At the request of Nigeria’s Ministry of Communication Technology, the World Bank ICT team provided assistance to the Broadband Development Committee through feedback on a draft Broadband Implementation Plan. This feedback reflected World Bank experience and best practices from around the world, including from Korea.
Providing assistance with launching an Open Data Initiative
A cross-sectoral team of the World Bank experts, together with Open Government Alliance, have been working with Nigeria’s Ministry of Communication Technology on identifying ways to leverage Open Data in support of four priority areas (agriculture, health, education, and trade and investment). This yearlong effort resulted in the official launch of Nigeria’s Open Data Initiative in January 2014 by the Minister of Communication Technology, Mrs. Omobola Johnson, who stated: “We would like to ensure that our Open Data initiative is driven by demand. We will be guided by the practical needs of Nigerians to ensure that Open Data fuels innovation and grows the Nigerian economy.”
In this respect, Nigeria is the world’s first federal Open Data Initiative to simultaneously launch inclusive and continuing consultations with both government and grassroots nongovernment communities on their Open Data priorities. We commend our Nigerian counterparts for having convened a wide range of civil society, academic, media and technology stakeholders to explore the demand for Open Data.
In framing the vision of moving to a “Solutions Bank,” World Bank President Jim Yong Kim is not only using the language of technology, but is also signaling that ICT is fundamental to achieving the goals of eliminating extreme poverty and boosting shared prosperity. ICT is essential to generating the data, analytics and solutions delivery mechanisms, especially mobile, needed to realize this vision.

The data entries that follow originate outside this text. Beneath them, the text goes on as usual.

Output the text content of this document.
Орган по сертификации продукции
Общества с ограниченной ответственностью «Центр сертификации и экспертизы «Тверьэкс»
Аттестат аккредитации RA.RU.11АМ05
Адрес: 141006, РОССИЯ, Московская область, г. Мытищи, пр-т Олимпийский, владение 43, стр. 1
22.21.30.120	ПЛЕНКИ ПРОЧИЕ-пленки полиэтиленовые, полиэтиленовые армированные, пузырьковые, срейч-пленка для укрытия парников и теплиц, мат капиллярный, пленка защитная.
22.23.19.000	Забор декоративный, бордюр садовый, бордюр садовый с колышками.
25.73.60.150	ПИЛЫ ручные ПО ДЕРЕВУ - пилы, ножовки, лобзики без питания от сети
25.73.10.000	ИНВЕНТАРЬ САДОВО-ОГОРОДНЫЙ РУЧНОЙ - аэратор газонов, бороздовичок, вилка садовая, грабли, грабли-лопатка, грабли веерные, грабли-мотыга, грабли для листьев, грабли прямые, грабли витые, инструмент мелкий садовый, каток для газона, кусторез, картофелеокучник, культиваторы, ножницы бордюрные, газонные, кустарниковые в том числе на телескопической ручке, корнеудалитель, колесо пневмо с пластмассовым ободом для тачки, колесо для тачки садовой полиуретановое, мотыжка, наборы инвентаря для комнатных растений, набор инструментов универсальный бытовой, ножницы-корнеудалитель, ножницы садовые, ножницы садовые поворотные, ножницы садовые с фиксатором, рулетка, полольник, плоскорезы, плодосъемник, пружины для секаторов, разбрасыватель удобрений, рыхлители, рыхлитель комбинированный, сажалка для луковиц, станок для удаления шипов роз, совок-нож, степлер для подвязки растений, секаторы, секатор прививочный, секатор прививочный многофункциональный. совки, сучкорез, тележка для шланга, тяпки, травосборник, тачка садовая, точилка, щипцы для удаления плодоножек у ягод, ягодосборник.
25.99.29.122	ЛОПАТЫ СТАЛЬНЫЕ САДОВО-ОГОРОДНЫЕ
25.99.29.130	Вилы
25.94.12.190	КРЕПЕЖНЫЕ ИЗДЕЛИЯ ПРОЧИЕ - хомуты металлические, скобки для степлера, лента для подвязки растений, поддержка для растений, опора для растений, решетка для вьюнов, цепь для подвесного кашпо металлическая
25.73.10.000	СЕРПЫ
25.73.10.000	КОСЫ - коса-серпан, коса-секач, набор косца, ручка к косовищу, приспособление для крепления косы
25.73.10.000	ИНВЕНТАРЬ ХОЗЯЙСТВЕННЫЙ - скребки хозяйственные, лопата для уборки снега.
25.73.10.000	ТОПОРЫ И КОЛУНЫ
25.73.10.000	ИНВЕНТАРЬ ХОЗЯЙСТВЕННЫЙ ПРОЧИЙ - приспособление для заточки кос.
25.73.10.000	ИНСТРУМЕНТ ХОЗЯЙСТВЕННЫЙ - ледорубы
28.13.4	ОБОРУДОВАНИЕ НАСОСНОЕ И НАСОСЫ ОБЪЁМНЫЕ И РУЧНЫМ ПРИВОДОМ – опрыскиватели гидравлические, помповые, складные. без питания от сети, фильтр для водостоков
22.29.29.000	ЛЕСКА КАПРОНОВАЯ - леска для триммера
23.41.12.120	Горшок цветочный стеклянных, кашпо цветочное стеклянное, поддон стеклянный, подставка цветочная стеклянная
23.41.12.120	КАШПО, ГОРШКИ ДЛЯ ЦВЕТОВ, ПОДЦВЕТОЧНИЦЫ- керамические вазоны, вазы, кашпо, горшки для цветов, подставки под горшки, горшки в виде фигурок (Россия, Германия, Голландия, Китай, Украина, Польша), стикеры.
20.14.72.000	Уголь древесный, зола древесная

While Nigeria is leading the way in some of the areas, a lot remains to be done. The country is well-positioned to capitalize on the booming mobile market and anticipated growth of broadband penetration rates. Nigeria is already home to many ICT innovations that are proven to work in a developing country context and are already changing the lives of ordinary citizens. These need to be taken to scale. Instead of building bespoke technologies and standalone solutions, the focus should be on developing reusable ICT solutions that can be replicated.
The truth is that ICT is not only a key foundation for economic growth and environmental sustainability, but can also have a direct, measurable impact on the lives and prosperity of people, whether they live in rural communities or crowded cities. Nigeria is well placed to play a key role in the development of a digital Africa.